= Taungdaw Thakhinma =

Burmese deity

Taungdaw Thakhinma (တောင်တော်သခင်မ; lit. 'mistress of the great mountain') is a Burmese nat (deity) and guardian spirit of Mount Thakhinma. Nowadays, she stands as a symbol of unwavering love, maintaining her loyalty to her husband by giving her life. Her worshippers believe that prayers at her shrine can grant wishes and fortify their own love relationships.

==Legend==
Legend tells of Taungdaw Thakhinma, once a girl named Ma Shwe U, the daughter of U Shwe Thee, and his wife Daw O Zar. U Shwe Thee was a royal servant during the reign of King Anawrahta, and he cleared the forest at the foot of Mount Mya Thein Tan to establish In Kyal village. Ma Shwe U, skilled at weaving and exceptionally pretty, drew frequent visits from the Shwe Hpyin brothers due to her beauty. Shwe Hpyin Nyidaw developed a crush on her and proposed, but she refused, leading to Shwe Hpyin Nyidaw harboring resentment.

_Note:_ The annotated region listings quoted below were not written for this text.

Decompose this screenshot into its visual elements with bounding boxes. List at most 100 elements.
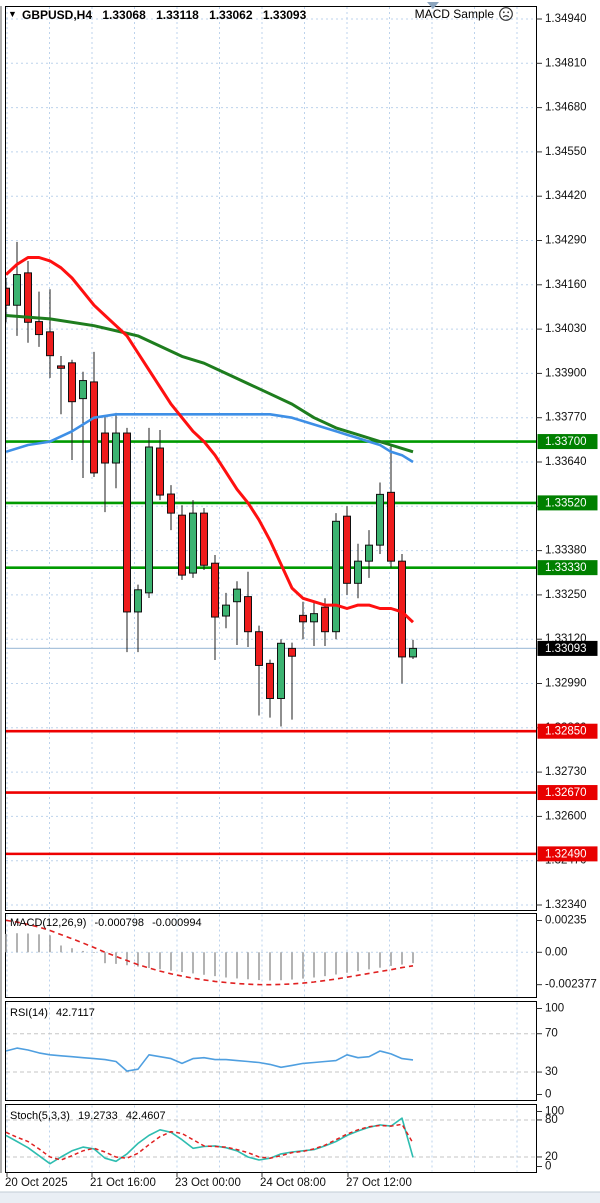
candle-body-bull	[332, 520, 340, 633]
candle-body-bull	[222, 604, 230, 617]
price-badge-red: 1.32490	[537, 846, 598, 862]
bottom-scrollbar-strip[interactable]	[0, 1192, 600, 1203]
candle	[332, 513, 340, 640]
candle-body-bear	[35, 321, 43, 336]
candle	[123, 427, 131, 653]
price-badge-bg	[537, 640, 598, 656]
time-axis[interactable]: 20 Oct 2025 21 Oct 16:00 23 Oct 00:00 24 Oc…	[5, 1172, 412, 1190]
candle	[24, 260, 32, 343]
stoch-panel[interactable]	[5, 1104, 537, 1173]
stoch-name: Stoch(5,3,3)	[10, 1110, 70, 1122]
candle	[112, 412, 120, 489]
candle-body-bear	[57, 365, 65, 369]
stoch-value-k: 19.2733	[77, 1110, 118, 1122]
candle-body-bear	[167, 493, 175, 514]
price-badge-label: 1.33330	[545, 562, 587, 574]
price-badge-bg	[537, 560, 598, 576]
price-badge-bg	[537, 495, 598, 511]
stoch-panel-label: Stoch(5,3,3) 19.2733 42.4607	[10, 1110, 171, 1122]
collapse-chevron-icon[interactable]: ▼	[8, 9, 17, 19]
time-tick-label: 27 Oct 12:00	[346, 1177, 412, 1189]
ohlc-open: 1.33068	[102, 8, 146, 22]
ma-blue-line	[6, 413, 414, 464]
axis-tick-label: 0	[545, 1089, 551, 1101]
candle	[13, 241, 21, 336]
macd-value-main: -0.000798	[94, 917, 145, 929]
candle-body-bull	[277, 642, 285, 699]
rsi-name: RSI(14)	[10, 1007, 48, 1019]
candle-body-bull	[13, 274, 21, 306]
candle-body-bear	[24, 272, 32, 323]
axis-tick-label: 0	[545, 1161, 551, 1173]
candle-body-bear	[123, 432, 131, 613]
rsi-panel-label: RSI(14) 42.7117	[10, 1007, 100, 1019]
candle-body-bear	[255, 631, 263, 666]
candle-body-bear	[178, 514, 186, 576]
price-tick-label: 1.34550	[545, 146, 587, 158]
macd-panel[interactable]	[5, 913, 537, 998]
candle-body-bear	[244, 596, 252, 633]
price-tick-label: 1.32730	[545, 766, 587, 778]
candle-body-bear	[46, 331, 54, 357]
candle	[101, 414, 109, 513]
price-badge-bg	[537, 723, 598, 739]
candle-body-bull	[79, 380, 87, 400]
candle	[6, 277, 10, 323]
symbol-period-label: GBPUSD,H4	[22, 8, 93, 22]
ma-green-line	[6, 314, 414, 454]
rsi-panel-layer: 100 70 30 0	[5, 1002, 564, 1101]
candle	[134, 584, 142, 653]
candle	[233, 581, 241, 645]
price-badge-green: 1.33700	[537, 434, 598, 450]
stoch-value-d: 42.4607	[125, 1110, 166, 1122]
rsi-value: 42.7117	[55, 1007, 95, 1019]
time-tick-label: 20 Oct 2025	[5, 1177, 68, 1189]
candle-body-bear	[387, 491, 395, 562]
macd-name: MACD(12,26,9)	[10, 917, 87, 929]
indicator-title: MACD Sample	[415, 6, 514, 22]
candle	[189, 500, 197, 578]
axis-tick-label: -0.002377	[545, 979, 597, 991]
ma-red-line	[6, 256, 415, 624]
candle	[211, 555, 219, 660]
candle-body-bear	[6, 287, 10, 306]
price-badge-bg	[537, 785, 598, 801]
time-tick-label: 24 Oct 08:00	[260, 1177, 326, 1189]
candle	[288, 642, 296, 720]
chart-header: GBPUSD,H4 1.33068 1.33118 1.33062 1.3309…	[22, 8, 313, 22]
candle	[244, 571, 252, 648]
macd-value-signal: -0.000994	[152, 917, 202, 929]
price-badge-label: 1.33093	[545, 643, 587, 655]
candle	[365, 530, 373, 578]
candle-body-bear	[321, 606, 329, 633]
time-tick-label: 21 Oct 16:00	[90, 1177, 156, 1189]
candle	[145, 427, 153, 598]
candle	[387, 444, 395, 568]
candle-body-bear	[288, 647, 296, 657]
candle-body-bull	[365, 544, 373, 562]
candle	[46, 289, 54, 378]
candle	[376, 482, 384, 555]
price-tick-label: 1.34420	[545, 190, 587, 202]
price-tick-label: 1.33770	[545, 412, 587, 424]
candle	[310, 601, 318, 647]
candle	[167, 485, 175, 531]
rsi-panel[interactable]	[5, 1001, 537, 1101]
scroll-marker-icon	[427, 2, 439, 9]
candle-body-bear	[101, 432, 109, 464]
candle-body-bear	[343, 515, 351, 584]
price-badge-label: 1.32490	[545, 848, 587, 860]
candle-body-bear	[156, 447, 164, 496]
macd-panel-label: MACD(12,26,9) -0.000798 -0.000994	[10, 917, 207, 929]
candle	[398, 554, 406, 684]
candle-body-bear	[90, 381, 98, 474]
price-badge-bg	[537, 846, 598, 862]
axis-tick-label: 0.00235	[545, 915, 587, 927]
axis-tick-label: 100	[545, 1003, 564, 1015]
price-axis[interactable]: 1.34940 1.34810 1.34680 1.34550 1.34420 1.342…	[536, 13, 598, 911]
main-chart-surface[interactable]	[5, 6, 537, 911]
candle	[156, 429, 164, 501]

Following this, Ma Shwe U's parents arranged her marriage to Ko Yin Maung, a timber merchant from Taungbyone, and she moved to live with him in Taungbyone village. The Shwe Hpyin brothers faced punishment from King Anawrahta for neglecting their duties, meeting their demise at the hands of the executor and becoming nats (spirits). Shwe Hpyin Nyidaw's desire for Ma Shwe U persisted even in the spirit life. Later, as Ko Yin Maung journeyed down a wooden raft to the upper Meza area, Shwe Hpyin Nyidaw confessed his love to Ma Shwe U. However, when she didn't reciprocate, he ordered his mount tiger to kill her. For her courage, she became a martyr to the local populace and later entered the pantheon of Burmese nats as the guardian of Mount Yinkhet, also known as Mount Thakhinma or Mount Ma Ma U, where she died. Upon learning of Ma Shwe U's death, Ko Yin Maung died of heartbreak, and he too became a nat. Before her death, Ma Shwe U vowed, "I only loved my husband Ko Yin Maung in my lifetime, and if this vow is true, let the punnaga trees grow on this mountain from the punnaga flower wreath I have placed at my head". Because of her truthful vow, the punnaga trees grew in that place, which can still be seen nowadays.

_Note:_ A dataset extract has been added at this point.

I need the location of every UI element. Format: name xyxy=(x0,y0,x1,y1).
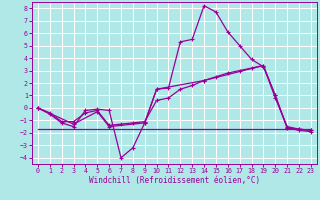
X-axis label: Windchill (Refroidissement éolien,°C): Windchill (Refroidissement éolien,°C) xyxy=(89,176,260,185)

That's why every year, from the 4th to the 8th day of the tagu month, a flower-picking festival is held at Mount Thakhinma. It is a tradition that no one has the right to wear flowers without offering to the goddess first.

The enmity persisted until she transformed into a spirit because she was killed by Shwe Hpyin Nyidaw in her human life. During the Taungbyone Festival, when the statues of the Shwe Hpyin brothers are taken to the river for the royal bathing ceremony, they pass by the road next to the shrine of Ma Shwe U. Consequently, the shrine's attendants must cover it. It is believed that if the shrine of Ma Shwe U is not securely veiled with a long shawl, the statue of Ma Shwe U will automatically turn to the other side.

==Shrines==
Her main shrines can be found at Mount Thakhinma and Taungbyone village. The shrine of Taungdaw Thakhinma is also located on the northern stairway of Mandalay Hill. According to local legend, one day, a beautiful woman approached U Khandi, a highly venerated hermit, and donated numerous gold and silver coins. When U Khandi inquired about her address, she simply replied, "I'm Ma U", and descended the north stairs. Due to her significant donation, the shrine of Ma Shwe U was established at this location.

The location of her house in In Kyal village is unknown, and many historians are attempting to unveil it. Bodaw Ko Ko Gyi, a mystic believed to be a weizza, reportedly discovered her house and documented it in his book. When his cousin Daw Thi (the owner of Daw Thi thanakha business) and her husband U Shwe found and read Bodaw Ko Ko Gyi's book, they accurately located Ma Shwe U's house based on his record. Since 1982, the area has been purchased, and a new shrine for Ma Shwe U has been established.